Unlike Brian Biedul (see previous post), Ted Fusby may confine his figures to boxes of a sort and stark, featureless landscapes, but his intention to highlight the male as possessor of a beautiful physique is plainly evident.
Fusby's work is almost flat and primitive in some regards with the refined male figures at odds with their environments in subtle ways defined by color fields and geometric shapes. The world these characters exist in has become a reduction of natural elements to zones where the men reside but, obviously, stand apart from. It is as if the fellows have found themselves existing in a world realized by Richard Diebenkorn or Mark Rothko, but denied of either artist's vitality.
Joy is not something derived from viewing this work. The subjects all bear stoic and inexpressive faces. There is not a display of overt emotion to behold. (Only in a portrait or two do men display teeth or a reluctant smile.) The message here is that you are meant to be seriously engaged in the objectification of these men. The bodies are for open and overt evaluation and appreciative appraisal, but these men are not naked for anything erotic beyond complete exposure (except in a very few pieces). Vulnerability is juxtaposed with physical strength and composure.
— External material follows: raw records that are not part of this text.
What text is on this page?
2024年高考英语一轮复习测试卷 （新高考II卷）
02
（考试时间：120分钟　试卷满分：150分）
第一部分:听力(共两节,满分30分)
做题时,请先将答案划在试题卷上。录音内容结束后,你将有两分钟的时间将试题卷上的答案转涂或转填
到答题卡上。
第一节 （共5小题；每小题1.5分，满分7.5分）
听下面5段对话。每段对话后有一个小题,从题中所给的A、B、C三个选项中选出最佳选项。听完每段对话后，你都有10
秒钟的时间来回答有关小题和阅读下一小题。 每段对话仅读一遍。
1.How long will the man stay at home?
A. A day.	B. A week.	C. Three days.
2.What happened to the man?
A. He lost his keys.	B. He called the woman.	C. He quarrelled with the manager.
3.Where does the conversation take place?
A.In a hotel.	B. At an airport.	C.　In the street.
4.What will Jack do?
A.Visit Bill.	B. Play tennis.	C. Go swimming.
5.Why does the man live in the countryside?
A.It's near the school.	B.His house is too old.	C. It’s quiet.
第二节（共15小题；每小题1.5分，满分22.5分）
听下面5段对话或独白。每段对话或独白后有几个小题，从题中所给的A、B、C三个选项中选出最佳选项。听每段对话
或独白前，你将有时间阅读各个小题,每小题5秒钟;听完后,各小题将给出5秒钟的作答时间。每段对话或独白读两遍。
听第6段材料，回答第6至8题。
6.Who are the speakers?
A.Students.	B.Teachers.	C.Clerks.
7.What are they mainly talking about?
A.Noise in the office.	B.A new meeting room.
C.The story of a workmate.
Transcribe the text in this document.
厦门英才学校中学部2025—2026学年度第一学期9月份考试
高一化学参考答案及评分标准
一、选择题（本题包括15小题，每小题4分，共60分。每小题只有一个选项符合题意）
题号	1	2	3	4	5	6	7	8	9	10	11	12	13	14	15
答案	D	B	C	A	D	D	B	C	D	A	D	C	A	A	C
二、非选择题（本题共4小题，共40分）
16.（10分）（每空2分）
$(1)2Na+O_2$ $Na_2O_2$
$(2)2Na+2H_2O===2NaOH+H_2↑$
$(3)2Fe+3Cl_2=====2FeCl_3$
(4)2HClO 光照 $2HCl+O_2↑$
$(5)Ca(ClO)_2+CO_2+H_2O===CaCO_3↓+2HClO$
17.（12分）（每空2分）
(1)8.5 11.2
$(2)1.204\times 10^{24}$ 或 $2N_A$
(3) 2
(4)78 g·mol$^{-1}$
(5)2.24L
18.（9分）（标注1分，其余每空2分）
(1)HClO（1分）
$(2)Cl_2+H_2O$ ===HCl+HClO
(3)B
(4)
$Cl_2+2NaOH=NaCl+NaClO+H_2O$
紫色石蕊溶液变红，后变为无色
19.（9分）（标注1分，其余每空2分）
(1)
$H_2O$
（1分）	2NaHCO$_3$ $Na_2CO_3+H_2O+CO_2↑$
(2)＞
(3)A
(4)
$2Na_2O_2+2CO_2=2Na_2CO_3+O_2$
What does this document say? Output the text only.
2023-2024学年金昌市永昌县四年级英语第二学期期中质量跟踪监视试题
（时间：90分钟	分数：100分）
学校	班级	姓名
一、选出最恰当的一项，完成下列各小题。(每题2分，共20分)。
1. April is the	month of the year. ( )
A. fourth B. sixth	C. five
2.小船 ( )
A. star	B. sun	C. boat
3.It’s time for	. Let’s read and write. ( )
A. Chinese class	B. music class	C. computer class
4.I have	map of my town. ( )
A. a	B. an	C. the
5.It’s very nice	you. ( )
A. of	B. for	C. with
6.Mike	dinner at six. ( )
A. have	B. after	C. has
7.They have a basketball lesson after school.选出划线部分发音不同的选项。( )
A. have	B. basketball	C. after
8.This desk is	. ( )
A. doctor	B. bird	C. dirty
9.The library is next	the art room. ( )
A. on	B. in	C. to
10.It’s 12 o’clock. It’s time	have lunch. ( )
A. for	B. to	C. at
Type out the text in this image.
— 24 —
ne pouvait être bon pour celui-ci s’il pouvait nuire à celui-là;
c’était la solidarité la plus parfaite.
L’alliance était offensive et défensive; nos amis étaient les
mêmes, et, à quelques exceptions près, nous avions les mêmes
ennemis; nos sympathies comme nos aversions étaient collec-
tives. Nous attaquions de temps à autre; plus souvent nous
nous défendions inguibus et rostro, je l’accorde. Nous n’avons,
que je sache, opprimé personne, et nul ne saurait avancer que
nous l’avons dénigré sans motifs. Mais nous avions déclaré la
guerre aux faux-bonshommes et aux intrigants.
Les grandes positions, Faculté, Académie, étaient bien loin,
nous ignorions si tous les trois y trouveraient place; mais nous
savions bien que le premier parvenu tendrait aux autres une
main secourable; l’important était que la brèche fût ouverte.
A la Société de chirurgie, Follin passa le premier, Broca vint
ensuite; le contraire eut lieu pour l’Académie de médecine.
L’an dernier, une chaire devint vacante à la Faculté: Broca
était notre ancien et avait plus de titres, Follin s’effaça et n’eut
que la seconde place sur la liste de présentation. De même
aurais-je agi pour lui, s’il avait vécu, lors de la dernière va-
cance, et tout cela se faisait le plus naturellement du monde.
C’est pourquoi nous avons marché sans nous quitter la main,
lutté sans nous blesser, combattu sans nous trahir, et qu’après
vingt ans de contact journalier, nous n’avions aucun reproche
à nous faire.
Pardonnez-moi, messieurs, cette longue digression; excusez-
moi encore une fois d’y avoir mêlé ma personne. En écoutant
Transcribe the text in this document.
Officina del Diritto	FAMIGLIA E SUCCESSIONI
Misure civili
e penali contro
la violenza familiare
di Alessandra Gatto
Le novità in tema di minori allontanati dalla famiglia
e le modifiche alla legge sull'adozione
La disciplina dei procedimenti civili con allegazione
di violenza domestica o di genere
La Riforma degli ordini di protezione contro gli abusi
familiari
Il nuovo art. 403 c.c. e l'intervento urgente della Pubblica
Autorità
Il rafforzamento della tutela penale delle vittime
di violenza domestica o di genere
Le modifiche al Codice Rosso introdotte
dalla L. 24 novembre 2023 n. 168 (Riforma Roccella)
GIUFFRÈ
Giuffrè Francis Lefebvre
Fusby's men are all of a singular type with only slight variations in head hair and skin color. (The two muscular males I have highlighted in this post belie what most of Fusby's art embraces.) Each man is lean, smooth skinned, and muscular with small nipples and defined abdominal cavities. They all sport crew cuts. Were it not for variations of facial appearance they might all be clones of one another. Even those paintings that feature more than one male subject look as if the two figures are body twins. I am not certain that this is an intentional feature of the art or due to either an overarching appreciation of a singular male form or a lack of skill in portraying anything different. It isn't so much disconcerting as it is bland. And, indeed judging by the frequent dark and plain backgrounds, the blandness, like the facial stoicism, is probably intentional.
All these considerations aside, I still find Mr. Fusby's work interesting if only for his choice of color, shape, and the poses he chooses for his objects.